抗体カクテル療法承認 コロナ治療薬、軽症者向け

 新型コロナウイルス感染症の治療薬候補「抗体カクテル療法」について、厚生労働省の専門部会は19日、国内での製造販売を特例承認することを了承した。ウイルスの働きを抑える2種類の中和抗体を組み合わせた点滴薬で、重症化を防ぐ。中外製薬が申請していた。厚労省が同日正式承認した、国内で使用できる新型コロナの治療薬としては4例目。軽症や中等症用としては初となる。

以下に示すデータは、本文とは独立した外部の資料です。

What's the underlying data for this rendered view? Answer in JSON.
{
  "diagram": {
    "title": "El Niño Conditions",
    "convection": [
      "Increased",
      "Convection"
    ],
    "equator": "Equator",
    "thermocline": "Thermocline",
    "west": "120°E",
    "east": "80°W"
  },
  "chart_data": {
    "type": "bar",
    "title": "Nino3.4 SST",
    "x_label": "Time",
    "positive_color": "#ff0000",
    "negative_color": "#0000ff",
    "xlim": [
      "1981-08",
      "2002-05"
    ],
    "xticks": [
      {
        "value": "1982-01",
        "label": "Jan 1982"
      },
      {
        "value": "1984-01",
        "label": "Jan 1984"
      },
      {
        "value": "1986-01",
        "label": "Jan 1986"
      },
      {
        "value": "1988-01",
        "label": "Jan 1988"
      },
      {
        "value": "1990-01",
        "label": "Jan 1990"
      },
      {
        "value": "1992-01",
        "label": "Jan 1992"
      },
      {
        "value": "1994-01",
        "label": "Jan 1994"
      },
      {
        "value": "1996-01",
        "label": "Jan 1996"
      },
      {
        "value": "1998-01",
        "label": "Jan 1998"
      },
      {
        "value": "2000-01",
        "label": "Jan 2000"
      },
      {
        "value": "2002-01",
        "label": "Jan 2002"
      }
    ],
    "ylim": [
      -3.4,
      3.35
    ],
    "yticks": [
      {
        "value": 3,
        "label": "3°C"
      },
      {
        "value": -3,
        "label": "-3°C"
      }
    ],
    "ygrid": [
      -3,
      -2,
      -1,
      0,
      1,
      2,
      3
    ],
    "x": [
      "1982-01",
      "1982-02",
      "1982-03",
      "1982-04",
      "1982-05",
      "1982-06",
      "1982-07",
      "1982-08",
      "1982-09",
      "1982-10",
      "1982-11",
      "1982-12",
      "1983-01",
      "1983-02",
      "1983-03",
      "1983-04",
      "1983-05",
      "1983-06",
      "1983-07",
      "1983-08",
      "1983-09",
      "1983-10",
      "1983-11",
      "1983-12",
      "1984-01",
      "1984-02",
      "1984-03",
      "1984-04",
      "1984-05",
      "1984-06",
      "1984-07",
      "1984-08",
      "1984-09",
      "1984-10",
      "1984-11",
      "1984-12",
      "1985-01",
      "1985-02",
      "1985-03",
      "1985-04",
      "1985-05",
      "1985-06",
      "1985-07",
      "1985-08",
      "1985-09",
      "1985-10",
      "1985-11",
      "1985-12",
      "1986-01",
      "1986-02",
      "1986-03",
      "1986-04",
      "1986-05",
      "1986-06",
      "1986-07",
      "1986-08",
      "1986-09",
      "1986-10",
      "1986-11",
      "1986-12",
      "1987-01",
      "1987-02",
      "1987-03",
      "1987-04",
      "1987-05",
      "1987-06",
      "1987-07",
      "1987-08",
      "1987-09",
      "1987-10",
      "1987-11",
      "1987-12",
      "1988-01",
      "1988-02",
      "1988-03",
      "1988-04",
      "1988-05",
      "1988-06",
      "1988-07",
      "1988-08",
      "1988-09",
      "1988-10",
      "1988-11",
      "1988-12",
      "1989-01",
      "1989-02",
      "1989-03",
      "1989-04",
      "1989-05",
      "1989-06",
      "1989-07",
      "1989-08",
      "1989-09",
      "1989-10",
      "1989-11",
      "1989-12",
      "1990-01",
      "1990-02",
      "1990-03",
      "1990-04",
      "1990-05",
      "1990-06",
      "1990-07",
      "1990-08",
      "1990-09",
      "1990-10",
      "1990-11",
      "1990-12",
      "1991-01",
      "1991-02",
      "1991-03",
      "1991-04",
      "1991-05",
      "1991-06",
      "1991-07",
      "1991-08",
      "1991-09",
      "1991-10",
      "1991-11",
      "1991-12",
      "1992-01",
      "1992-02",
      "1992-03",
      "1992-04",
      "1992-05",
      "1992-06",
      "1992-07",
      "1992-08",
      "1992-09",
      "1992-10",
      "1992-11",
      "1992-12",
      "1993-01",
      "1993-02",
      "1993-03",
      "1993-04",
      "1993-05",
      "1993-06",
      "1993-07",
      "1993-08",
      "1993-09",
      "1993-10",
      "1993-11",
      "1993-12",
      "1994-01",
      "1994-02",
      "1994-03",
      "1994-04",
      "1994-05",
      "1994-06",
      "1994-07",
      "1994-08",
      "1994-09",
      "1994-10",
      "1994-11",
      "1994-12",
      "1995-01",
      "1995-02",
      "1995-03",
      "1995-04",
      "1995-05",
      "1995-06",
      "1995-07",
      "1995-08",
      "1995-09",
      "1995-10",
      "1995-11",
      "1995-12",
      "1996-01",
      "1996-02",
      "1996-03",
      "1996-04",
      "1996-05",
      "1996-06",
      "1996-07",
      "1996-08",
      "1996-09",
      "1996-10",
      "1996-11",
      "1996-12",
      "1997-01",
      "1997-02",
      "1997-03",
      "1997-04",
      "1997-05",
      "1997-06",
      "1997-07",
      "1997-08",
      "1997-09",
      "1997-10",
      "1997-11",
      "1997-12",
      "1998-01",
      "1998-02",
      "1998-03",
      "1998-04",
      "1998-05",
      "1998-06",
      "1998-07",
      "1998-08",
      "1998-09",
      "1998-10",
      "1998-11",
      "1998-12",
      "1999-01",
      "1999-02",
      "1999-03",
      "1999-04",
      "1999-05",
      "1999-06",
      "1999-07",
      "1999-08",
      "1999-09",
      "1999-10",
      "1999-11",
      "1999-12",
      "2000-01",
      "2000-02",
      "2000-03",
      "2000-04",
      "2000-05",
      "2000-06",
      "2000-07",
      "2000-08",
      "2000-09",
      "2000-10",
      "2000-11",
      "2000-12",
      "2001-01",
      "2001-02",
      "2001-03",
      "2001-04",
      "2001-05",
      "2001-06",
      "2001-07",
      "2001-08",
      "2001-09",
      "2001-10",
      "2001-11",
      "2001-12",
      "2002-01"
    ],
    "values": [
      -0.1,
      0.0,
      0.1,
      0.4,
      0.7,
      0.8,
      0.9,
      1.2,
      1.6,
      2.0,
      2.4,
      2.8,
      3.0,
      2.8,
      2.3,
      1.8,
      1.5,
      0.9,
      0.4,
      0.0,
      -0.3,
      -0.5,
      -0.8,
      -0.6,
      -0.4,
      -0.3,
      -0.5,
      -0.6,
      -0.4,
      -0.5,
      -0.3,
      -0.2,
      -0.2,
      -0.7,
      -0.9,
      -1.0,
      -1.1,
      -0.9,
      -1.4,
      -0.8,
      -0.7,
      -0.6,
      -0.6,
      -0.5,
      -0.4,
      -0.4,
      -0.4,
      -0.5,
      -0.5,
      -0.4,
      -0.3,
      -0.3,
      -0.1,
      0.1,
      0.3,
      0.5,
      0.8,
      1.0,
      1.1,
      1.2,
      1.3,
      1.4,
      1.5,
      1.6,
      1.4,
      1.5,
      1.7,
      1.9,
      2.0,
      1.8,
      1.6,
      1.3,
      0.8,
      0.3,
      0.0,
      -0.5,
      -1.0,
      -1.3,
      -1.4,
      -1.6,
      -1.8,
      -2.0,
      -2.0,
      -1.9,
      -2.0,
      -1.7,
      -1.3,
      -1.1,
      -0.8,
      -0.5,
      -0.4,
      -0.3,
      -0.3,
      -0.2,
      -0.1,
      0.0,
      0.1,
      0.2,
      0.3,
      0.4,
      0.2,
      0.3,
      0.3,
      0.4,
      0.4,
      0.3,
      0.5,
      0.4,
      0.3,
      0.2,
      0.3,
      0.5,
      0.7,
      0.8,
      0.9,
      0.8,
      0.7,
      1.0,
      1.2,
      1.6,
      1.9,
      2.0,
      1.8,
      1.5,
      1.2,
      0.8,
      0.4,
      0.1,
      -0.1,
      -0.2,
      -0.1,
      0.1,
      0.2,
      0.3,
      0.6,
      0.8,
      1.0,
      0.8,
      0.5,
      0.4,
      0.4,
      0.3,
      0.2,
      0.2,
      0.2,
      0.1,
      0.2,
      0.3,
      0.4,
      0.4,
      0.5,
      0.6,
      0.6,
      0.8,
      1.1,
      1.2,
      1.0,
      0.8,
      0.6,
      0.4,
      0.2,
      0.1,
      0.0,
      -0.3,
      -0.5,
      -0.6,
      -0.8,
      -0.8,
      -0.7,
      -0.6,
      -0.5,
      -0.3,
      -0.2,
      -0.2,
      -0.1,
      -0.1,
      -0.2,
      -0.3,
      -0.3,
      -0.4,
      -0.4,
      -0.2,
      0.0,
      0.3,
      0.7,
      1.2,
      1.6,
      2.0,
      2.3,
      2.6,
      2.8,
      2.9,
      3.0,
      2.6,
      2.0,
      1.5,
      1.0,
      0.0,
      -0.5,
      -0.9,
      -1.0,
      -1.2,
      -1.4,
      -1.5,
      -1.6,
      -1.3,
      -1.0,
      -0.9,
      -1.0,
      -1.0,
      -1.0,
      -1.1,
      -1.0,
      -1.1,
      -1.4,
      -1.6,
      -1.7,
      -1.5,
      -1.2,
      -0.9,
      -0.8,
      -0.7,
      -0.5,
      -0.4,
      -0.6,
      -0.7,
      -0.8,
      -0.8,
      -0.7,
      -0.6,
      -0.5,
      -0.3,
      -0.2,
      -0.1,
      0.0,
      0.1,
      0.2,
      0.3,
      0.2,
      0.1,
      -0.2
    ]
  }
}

 抗体カクテル療法は、「カシリビマブ」と「イムデビマブ」の2つの中和抗体を組み合わせて使う。中外製薬によると、海外の臨床試験では患者の入院または死亡のリスクを7割程度減らす効果が確認された。

 スイス製薬大手ロシュと米製薬企業リジェネロン社が開発し、国内での販売を中外製薬が担う。今年分の日本国内への供給量を確保することで中外製薬は政府と合意している。

 国内ではこれまで新型コロナ治療薬として、エボラ出血熱の治療薬として開発された「レムデシビル」、抗炎症のステロイド薬「デキサメタゾン」、関節リウマチなどの薬「バリシチニブ」の3製品が承認されているが、いずれも中等症や重症患者が対象だった。